I don’t want to label the state they put me in too much, as I have friends with actual diagnosed mental health disorders and struggles.
But as I’ve reflected on the last two years and my mental state, I’m very sure that if I had stayed longer I was going to end up in therapy. My roommates gave me so much stress I got heart palpitations when it was my turn to clean because I was so on edge about meeting their standards. I was so stressed about upsetting them that I would spend DAYS crafting a message to let them know about things as simple as having to clean at a strange time (i.e. at 10am instead of noon. literally that simple) or about having a friend stay overnight. I was so stressed about being yelled at for being disruptive that I’ve watched Netflix and movies with headphones in my laptop for almost two years. I don’t play music out loud, I whisper phone conversations, and I take two minutes to lock my (creaky rusty-hinged) door if I come home any time after 10pm because I live in fear of upsetting them.
Those of you who know me well, know that I care fairly little about what people think and even less about watching what I say/do and to whom. Which has its good moments and its very bad ones.

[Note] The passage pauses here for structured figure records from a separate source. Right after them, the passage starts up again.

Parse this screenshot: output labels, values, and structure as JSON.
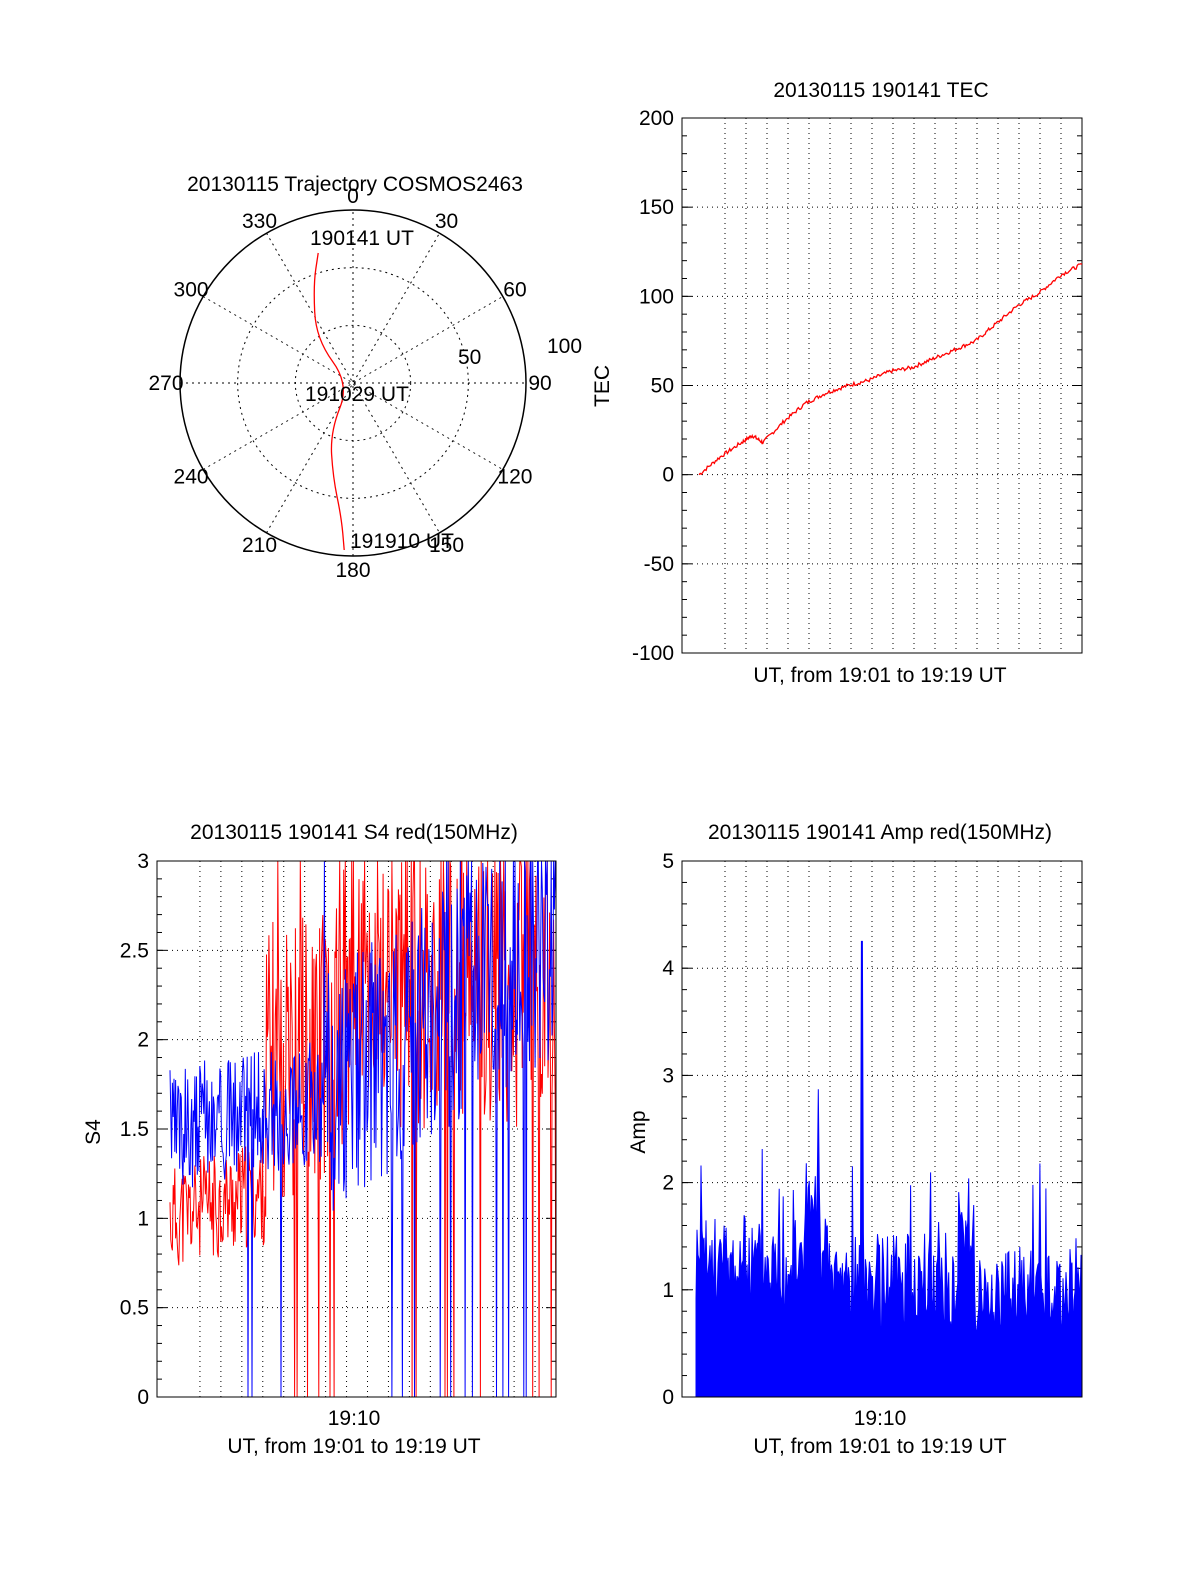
{
  "colors": {
    "red": "#ff0000",
    "blue": "#0000ff",
    "axis": "#000000",
    "grid": "#000000"
  },
  "chart_data": [
    {
      "type": "polar",
      "title": "20130115 Trajectory COSMOS2463",
      "azimuth_ticks": [
        "0",
        "30",
        "60",
        "90",
        "120",
        "150",
        "180",
        "210",
        "240",
        "270",
        "300",
        "330"
      ],
      "elevation_ticks": [
        "50",
        "100"
      ],
      "grid": true,
      "trajectory": {
        "color": "red",
        "points": [
          {
            "az": 345,
            "el": 20
          },
          {
            "az": 338,
            "el": 35
          },
          {
            "az": 320,
            "el": 60
          },
          {
            "az": 250,
            "el": 88
          },
          {
            "az": 205,
            "el": 62
          },
          {
            "az": 192,
            "el": 40
          },
          {
            "az": 185,
            "el": 20
          },
          {
            "az": 183,
            "el": 3
          }
        ]
      },
      "annotations": {
        "start": "190141 UT",
        "mid": "191029 UT",
        "end": "191910 UT"
      }
    },
    {
      "type": "line",
      "title": "20130115 190141 TEC",
      "xlabel": "UT, from 19:01 to 19:19 UT",
      "ylabel": "TEC",
      "ylim": [
        -100,
        200
      ],
      "yticks": [
        "200",
        "150",
        "100",
        "50",
        "0",
        "-50",
        "-100"
      ],
      "xlim": [
        0,
        18
      ],
      "grid": true,
      "series": [
        {
          "color": "red",
          "x": [
            0,
            1,
            2,
            2.5,
            3,
            4,
            5,
            6,
            7,
            8,
            9,
            10,
            11,
            12,
            13,
            14,
            15,
            16,
            17,
            18
          ],
          "y": [
            0,
            10,
            18,
            22,
            18,
            30,
            40,
            46,
            50,
            53,
            58,
            60,
            65,
            70,
            75,
            85,
            95,
            102,
            112,
            118
          ]
        }
      ]
    },
    {
      "type": "line",
      "title": "20130115 190141 S4 red(150MHz)",
      "xlabel": "UT, from 19:01 to 19:19 UT",
      "ylabel": "S4",
      "ylim": [
        0,
        3
      ],
      "yticks": [
        "3",
        "2.5",
        "2",
        "1.5",
        "1",
        "0.5",
        "0"
      ],
      "xtick_label": "19:10",
      "xlim": [
        0,
        18
      ],
      "grid": true,
      "series": [
        {
          "color": "red",
          "description_free": true
        },
        {
          "color": "blue",
          "description_free": true
        }
      ]
    },
    {
      "type": "bar",
      "title": "20130115 190141 Amp red(150MHz)",
      "xlabel": "UT, from 19:01 to 19:19 UT",
      "ylabel": "Amp",
      "ylim": [
        0,
        5
      ],
      "yticks": [
        "5",
        "4",
        "3",
        "2",
        "1",
        "0"
      ],
      "xtick_label": "19:10",
      "xlim": [
        0,
        18
      ],
      "grid": true,
      "series": [
        {
          "color": "blue",
          "peak": 4.25,
          "typical": 1.2
        }
      ]
    }
  ]
}
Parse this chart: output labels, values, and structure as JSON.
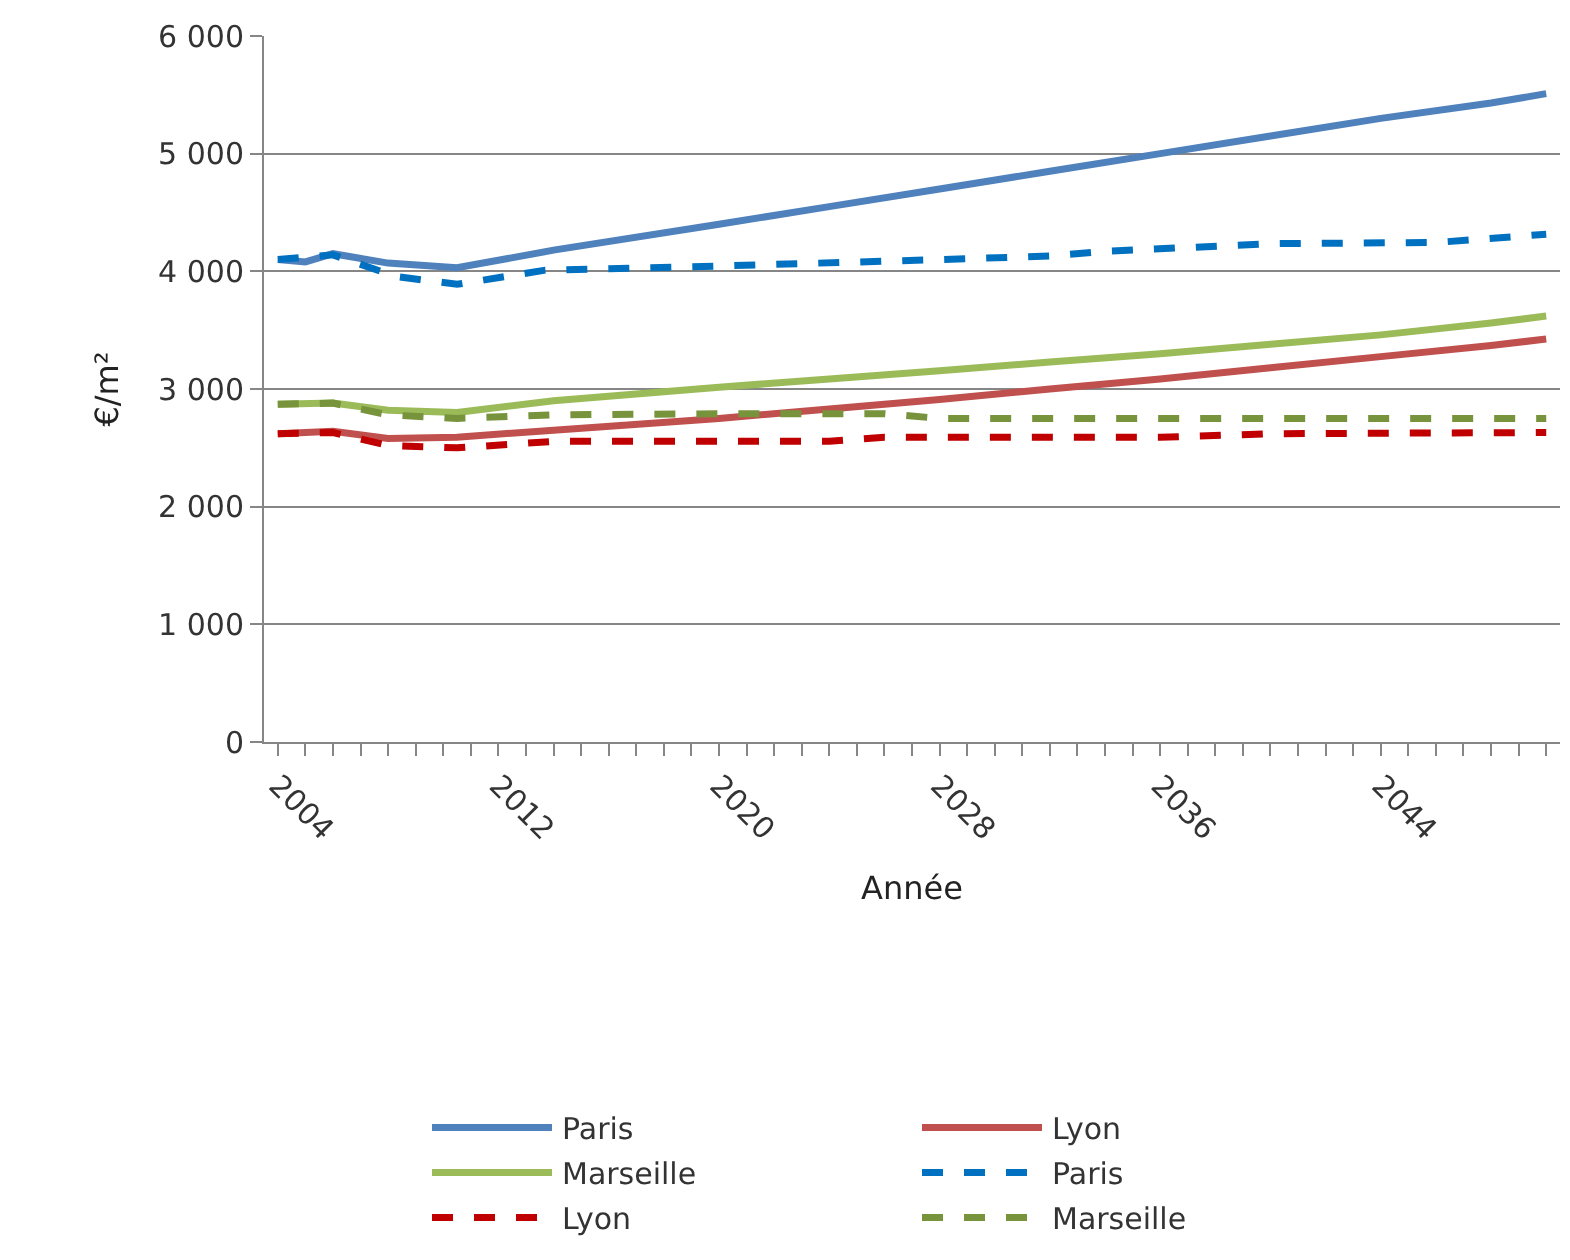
{
  "chart_data": {
    "type": "line",
    "xlabel": "Année",
    "ylabel": "€/m²",
    "xlim": [
      2003.5,
      2050.5
    ],
    "xticks": [
      {
        "value": 2004,
        "label": "2004"
      },
      {
        "value": 2005,
        "label": null
      },
      {
        "value": 2006,
        "label": null
      },
      {
        "value": 2007,
        "label": null
      },
      {
        "value": 2008,
        "label": null
      },
      {
        "value": 2009,
        "label": null
      },
      {
        "value": 2010,
        "label": null
      },
      {
        "value": 2011,
        "label": null
      },
      {
        "value": 2012,
        "label": "2012"
      },
      {
        "value": 2013,
        "label": null
      },
      {
        "value": 2014,
        "label": null
      },
      {
        "value": 2015,
        "label": null
      },
      {
        "value": 2016,
        "label": null
      },
      {
        "value": 2017,
        "label": null
      },
      {
        "value": 2018,
        "label": null
      },
      {
        "value": 2019,
        "label": null
      },
      {
        "value": 2020,
        "label": "2020"
      },
      {
        "value": 2021,
        "label": null
      },
      {
        "value": 2022,
        "label": null
      },
      {
        "value": 2023,
        "label": null
      },
      {
        "value": 2024,
        "label": null
      },
      {
        "value": 2025,
        "label": null
      },
      {
        "value": 2026,
        "label": null
      },
      {
        "value": 2027,
        "label": null
      },
      {
        "value": 2028,
        "label": "2028"
      },
      {
        "value": 2029,
        "label": null
      },
      {
        "value": 2030,
        "label": null
      },
      {
        "value": 2031,
        "label": null
      },
      {
        "value": 2032,
        "label": null
      },
      {
        "value": 2033,
        "label": null
      },
      {
        "value": 2034,
        "label": null
      },
      {
        "value": 2035,
        "label": null
      },
      {
        "value": 2036,
        "label": "2036"
      },
      {
        "value": 2037,
        "label": null
      },
      {
        "value": 2038,
        "label": null
      },
      {
        "value": 2039,
        "label": null
      },
      {
        "value": 2040,
        "label": null
      },
      {
        "value": 2041,
        "label": null
      },
      {
        "value": 2042,
        "label": null
      },
      {
        "value": 2043,
        "label": null
      },
      {
        "value": 2044,
        "label": "2044"
      },
      {
        "value": 2045,
        "label": null
      },
      {
        "value": 2046,
        "label": null
      },
      {
        "value": 2047,
        "label": null
      },
      {
        "value": 2048,
        "label": null
      },
      {
        "value": 2049,
        "label": null
      },
      {
        "value": 2050,
        "label": null
      }
    ],
    "ylim": [
      0,
      6000
    ],
    "yticks": [
      0,
      {
        "value": 1000,
        "label": "1 000"
      },
      {
        "value": 2000,
        "label": "2 000"
      },
      {
        "value": 3000,
        "label": "3 000"
      },
      {
        "value": 4000,
        "label": "4 000"
      },
      {
        "value": 5000,
        "label": "5 000"
      },
      {
        "value": 6000,
        "label": "6 000"
      }
    ],
    "grid": "y",
    "legend": "bottom",
    "marker": "none",
    "series": [
      {
        "name": "Paris",
        "color": "#4f81bd",
        "line_style": "solid",
        "x": [
          2004,
          2005,
          2006,
          2008,
          2010.5,
          2014,
          2020,
          2024,
          2028,
          2032,
          2036,
          2040,
          2044,
          2048,
          2050
        ],
        "values": [
          4100,
          4080,
          4150,
          4070,
          4030,
          4180,
          4400,
          4550,
          4700,
          4850,
          5000,
          5150,
          5300,
          5430,
          5510
        ]
      },
      {
        "name": "Lyon",
        "color": "#c0504d",
        "line_style": "solid",
        "x": [
          2004,
          2006,
          2008,
          2010.5,
          2014,
          2020,
          2024,
          2028,
          2032,
          2036,
          2040,
          2044,
          2048,
          2050
        ],
        "values": [
          2620,
          2640,
          2580,
          2590,
          2650,
          2750,
          2830,
          2910,
          3000,
          3085,
          3180,
          3275,
          3370,
          3425
        ]
      },
      {
        "name": "Marseille",
        "color": "#9bbb59",
        "line_style": "solid",
        "x": [
          2004,
          2006,
          2008,
          2010.5,
          2014,
          2020,
          2024,
          2028,
          2032,
          2036,
          2040,
          2044,
          2048,
          2050
        ],
        "values": [
          2870,
          2880,
          2820,
          2800,
          2900,
          3015,
          3085,
          3155,
          3230,
          3300,
          3380,
          3460,
          3560,
          3620
        ]
      },
      {
        "name": "Paris",
        "color": "#0070c0",
        "line_style": "dashed",
        "x": [
          2004,
          2006,
          2008.3,
          2010.5,
          2013.7,
          2020,
          2028,
          2032,
          2034,
          2040,
          2046,
          2050
        ],
        "values": [
          4100,
          4140,
          3955,
          3890,
          4010,
          4045,
          4100,
          4130,
          4170,
          4235,
          4245,
          4315
        ]
      },
      {
        "name": "Lyon",
        "color": "#c00000",
        "line_style": "dashed",
        "x": [
          2004,
          2006,
          2008,
          2010.5,
          2014,
          2020,
          2024,
          2026,
          2036,
          2040,
          2050
        ],
        "values": [
          2620,
          2630,
          2520,
          2500,
          2555,
          2555,
          2555,
          2590,
          2590,
          2620,
          2630
        ]
      },
      {
        "name": "Marseille",
        "color": "#77933c",
        "line_style": "dashed",
        "x": [
          2004,
          2006,
          2008,
          2010.5,
          2014,
          2020,
          2026,
          2028,
          2050
        ],
        "values": [
          2870,
          2880,
          2780,
          2750,
          2780,
          2790,
          2790,
          2750,
          2750
        ]
      }
    ]
  }
}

So the fact that my roommates manipulated and twisted my head to the point where this had become normal behavior to me makes me grieve for myself, for the year and a half I “lost” in a house that wasn’t a home because I was never allowed to make it so.
And all of this very long rambling essay is to say: Everyone deserves a home. A TRUE home. Everyone deserves to come home and feel safe and welcomed. Everyone deserves a home where they can breathe easy and fill in the cracks and crevices with their noise and presence and being and not be reprimanded and berated for it.
I didn’t have that. And it did a NUMBER on me. I don’t know where I’m going to end up in August. I have absolutely no idea where I’m going to be living or with whom. It’s scary but my heart and my head are so light and free because I do absolutely know I’m not going to accept anything like what I’ve been through. That my next house is going to be a home. And that’s that.